Genau diese drei Bereiche sollen die vier neuen OP-Säle schwerpunktmäßig nutzen. Zwei direkt nebeneinanderliegende Säle stehen vor allem für Eingriffe der Augenheilkunde zur Verfügung. Zwei weitere sind insbesondere für HNO und Dermatologie vorgesehen. Festgelegt sind die Säle darauf allerdings nicht. Alle vier können interdisziplinär genutzt und damit je nach Bedarf für unterschiedliche Operationen eingesetzt werden.
"Für unsere Patient*innen zählt nicht nur die medizinische Qualität eines Eingriffs, sondern auch ein verlässlicher Ablauf rund um die Operation. Die neuen OP-Säle helfen uns, geplante Eingriffe und akut notwendige Operationen noch besser miteinander zu koordinieren", meint Peter Krafft, Leiter der Anästhesie und Intensivmedizin am Standort. "Damit stärken wir die Versorgung im Haus."
Bei der Planung floss auch die Erfahrung der Mitarbeiter aus dem OP-Alltag ein.
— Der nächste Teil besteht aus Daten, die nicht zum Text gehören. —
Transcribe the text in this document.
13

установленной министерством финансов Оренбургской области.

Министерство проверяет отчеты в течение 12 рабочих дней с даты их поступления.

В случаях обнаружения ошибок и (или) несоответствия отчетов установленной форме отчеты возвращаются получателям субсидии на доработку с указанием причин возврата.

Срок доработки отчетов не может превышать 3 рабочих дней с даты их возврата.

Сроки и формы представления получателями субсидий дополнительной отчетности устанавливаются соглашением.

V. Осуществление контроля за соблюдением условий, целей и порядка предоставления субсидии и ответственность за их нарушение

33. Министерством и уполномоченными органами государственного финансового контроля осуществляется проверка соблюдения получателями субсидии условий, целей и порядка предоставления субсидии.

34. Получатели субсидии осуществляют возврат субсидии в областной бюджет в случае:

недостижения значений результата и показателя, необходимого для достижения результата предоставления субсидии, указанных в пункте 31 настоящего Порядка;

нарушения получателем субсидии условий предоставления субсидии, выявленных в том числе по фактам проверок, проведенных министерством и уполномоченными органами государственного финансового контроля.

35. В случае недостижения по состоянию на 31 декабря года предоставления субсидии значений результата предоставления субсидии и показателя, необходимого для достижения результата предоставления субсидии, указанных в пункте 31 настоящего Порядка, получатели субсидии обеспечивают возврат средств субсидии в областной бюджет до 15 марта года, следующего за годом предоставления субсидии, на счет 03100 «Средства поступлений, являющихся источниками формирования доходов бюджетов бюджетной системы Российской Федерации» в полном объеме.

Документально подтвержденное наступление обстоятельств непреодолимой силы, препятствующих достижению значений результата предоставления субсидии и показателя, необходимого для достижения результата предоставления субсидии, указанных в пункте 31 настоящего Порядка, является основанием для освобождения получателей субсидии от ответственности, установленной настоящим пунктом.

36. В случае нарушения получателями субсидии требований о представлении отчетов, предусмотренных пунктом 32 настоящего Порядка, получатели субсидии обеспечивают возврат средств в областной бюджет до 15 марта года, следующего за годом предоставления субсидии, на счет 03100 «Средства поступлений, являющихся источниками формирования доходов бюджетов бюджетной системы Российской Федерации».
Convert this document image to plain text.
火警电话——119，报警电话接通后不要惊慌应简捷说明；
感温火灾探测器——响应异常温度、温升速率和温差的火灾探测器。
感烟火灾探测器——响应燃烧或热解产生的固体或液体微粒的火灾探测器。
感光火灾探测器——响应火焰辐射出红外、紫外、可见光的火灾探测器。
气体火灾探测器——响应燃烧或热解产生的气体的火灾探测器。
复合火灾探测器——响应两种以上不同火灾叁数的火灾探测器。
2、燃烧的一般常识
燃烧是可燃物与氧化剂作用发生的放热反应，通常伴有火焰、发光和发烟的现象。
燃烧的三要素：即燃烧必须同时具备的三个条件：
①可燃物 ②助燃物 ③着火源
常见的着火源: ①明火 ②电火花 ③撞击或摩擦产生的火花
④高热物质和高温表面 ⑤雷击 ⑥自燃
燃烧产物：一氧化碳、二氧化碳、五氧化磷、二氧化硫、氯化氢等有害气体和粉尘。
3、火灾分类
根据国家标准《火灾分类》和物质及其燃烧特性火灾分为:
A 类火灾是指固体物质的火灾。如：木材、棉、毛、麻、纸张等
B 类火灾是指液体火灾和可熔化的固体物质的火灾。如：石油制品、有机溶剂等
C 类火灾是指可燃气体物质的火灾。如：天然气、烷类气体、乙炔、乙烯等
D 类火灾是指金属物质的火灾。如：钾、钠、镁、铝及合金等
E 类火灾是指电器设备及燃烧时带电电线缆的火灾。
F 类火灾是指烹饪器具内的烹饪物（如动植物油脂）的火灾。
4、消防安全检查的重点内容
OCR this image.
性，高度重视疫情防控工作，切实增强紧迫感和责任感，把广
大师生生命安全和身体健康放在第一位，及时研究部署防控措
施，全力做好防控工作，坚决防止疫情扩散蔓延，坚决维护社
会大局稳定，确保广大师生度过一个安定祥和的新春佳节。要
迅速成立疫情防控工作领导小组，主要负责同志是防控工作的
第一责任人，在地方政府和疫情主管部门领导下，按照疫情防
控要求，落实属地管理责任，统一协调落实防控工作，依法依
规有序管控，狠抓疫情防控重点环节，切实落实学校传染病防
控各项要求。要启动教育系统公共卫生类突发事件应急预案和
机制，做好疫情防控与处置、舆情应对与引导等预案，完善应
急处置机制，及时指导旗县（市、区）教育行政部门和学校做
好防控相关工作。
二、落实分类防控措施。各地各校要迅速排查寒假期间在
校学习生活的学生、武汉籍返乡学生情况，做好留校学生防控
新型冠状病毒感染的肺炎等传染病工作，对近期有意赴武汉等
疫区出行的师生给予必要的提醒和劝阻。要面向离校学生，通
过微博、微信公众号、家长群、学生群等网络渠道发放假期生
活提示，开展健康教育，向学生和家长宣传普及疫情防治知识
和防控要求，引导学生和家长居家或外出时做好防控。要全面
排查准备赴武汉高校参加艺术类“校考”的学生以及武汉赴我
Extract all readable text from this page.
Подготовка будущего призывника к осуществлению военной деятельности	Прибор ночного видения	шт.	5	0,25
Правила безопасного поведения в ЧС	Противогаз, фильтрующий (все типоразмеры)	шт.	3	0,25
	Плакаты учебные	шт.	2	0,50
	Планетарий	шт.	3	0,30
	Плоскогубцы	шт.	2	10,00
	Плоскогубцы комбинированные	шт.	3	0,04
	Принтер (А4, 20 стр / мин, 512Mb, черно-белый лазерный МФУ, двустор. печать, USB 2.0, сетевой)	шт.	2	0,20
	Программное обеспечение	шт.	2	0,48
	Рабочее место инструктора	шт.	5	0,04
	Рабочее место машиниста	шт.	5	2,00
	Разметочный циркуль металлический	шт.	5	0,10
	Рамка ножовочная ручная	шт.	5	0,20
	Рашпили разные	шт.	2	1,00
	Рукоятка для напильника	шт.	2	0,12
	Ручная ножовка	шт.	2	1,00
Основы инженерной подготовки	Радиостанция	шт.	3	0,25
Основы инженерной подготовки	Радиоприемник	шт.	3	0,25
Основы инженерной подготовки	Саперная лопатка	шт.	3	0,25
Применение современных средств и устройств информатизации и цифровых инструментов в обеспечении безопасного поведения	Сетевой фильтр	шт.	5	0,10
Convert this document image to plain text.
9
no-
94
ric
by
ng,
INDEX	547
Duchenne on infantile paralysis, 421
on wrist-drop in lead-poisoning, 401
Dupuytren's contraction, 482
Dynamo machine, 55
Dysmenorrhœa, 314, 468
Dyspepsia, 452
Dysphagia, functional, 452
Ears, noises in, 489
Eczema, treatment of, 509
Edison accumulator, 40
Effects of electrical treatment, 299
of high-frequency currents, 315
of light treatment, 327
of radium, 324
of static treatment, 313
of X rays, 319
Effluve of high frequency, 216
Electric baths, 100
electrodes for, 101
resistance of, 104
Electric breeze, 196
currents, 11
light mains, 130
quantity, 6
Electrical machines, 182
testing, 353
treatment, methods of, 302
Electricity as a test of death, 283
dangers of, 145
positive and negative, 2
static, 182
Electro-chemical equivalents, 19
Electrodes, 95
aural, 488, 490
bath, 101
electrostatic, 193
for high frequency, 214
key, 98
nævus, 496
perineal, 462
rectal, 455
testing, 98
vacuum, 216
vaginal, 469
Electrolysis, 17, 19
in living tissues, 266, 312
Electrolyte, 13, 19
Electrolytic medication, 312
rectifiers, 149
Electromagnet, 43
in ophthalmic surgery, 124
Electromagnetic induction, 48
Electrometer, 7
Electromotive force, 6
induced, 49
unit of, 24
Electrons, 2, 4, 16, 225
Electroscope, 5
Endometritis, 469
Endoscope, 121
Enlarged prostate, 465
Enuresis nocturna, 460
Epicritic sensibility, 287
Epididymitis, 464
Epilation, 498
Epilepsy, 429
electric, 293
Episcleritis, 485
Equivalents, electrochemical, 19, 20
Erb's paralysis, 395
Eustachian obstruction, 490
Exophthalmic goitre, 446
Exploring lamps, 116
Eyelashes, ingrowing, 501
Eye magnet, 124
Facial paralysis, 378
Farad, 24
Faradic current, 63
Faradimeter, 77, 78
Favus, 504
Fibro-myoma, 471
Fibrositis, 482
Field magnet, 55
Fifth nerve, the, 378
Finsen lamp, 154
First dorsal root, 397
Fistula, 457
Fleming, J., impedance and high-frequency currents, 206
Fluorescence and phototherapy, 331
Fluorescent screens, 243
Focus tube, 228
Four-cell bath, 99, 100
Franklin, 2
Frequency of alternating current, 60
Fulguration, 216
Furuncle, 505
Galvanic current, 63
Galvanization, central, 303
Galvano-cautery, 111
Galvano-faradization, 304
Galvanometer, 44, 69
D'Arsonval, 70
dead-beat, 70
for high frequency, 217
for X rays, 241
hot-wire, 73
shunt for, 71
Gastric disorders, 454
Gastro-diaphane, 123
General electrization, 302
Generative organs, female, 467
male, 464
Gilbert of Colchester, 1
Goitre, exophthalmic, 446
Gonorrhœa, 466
Kurze Wege, eigene Lagermöglichkeiten, klar getrennte Funktionsbereiche und definierte Wartezonen für Patienten sollen die Abläufe erleichtern.
Von den neuen Nebenräumen profitieren zudem zwei bereits bestehende OP-Säle. Bei der Augenheilkunde sollen die unmittelbar nebeneinanderliegenden Operationsräume unter anderem die Zusammenarbeit, Logistik und Einschulung erleichtern.
"Ein OP funktioniert nur, wenn viele Berufsgruppen perfekt zusammenspielen. Die neuen Räume geben unseren Mitarbeiterinnen dafür eine moderne Umgebung, die ihre Arbeit optimal unterstützt", sagt Petra Ruso, Bereichsleitung Pflege OP-Bereich. "Besonders durchdacht sind die beheizbaren Wandpaneele: Sie bieten Mitarbeiterinnen, die während eines Eingriffs längere Zeit im kühleren Luftschleier stehen, zusätzliche Wärme."
Für den neuen OP-Bereich wurden zwischen Juli 2025 und Juli 2026 rund 1.000 Quadratmeter umgebaut. Eine Herausforderung: Die moderne Technik musste in die bestehende Gebäudestruktur aus den 1970er-Jahren integriert werden – und das bei laufendem Krankenhausbetrieb.
"Einen hochmodernen OP-Bereich in ein Bestandsgebäude aus den 1970er-Jahren einzubauen, verlangt präzise Planung und technisch durchdachte Lösungen", erklärt Michael Lischent, Geschäftsführer der Wiener Gesundheitsverbund Projektentwicklungs- und Baumanagement GmbH. "Wir haben neue Haustechnik, Lüftung und komplexe Wegeführungen innerhalb eines engen Zeitplans umgesetzt."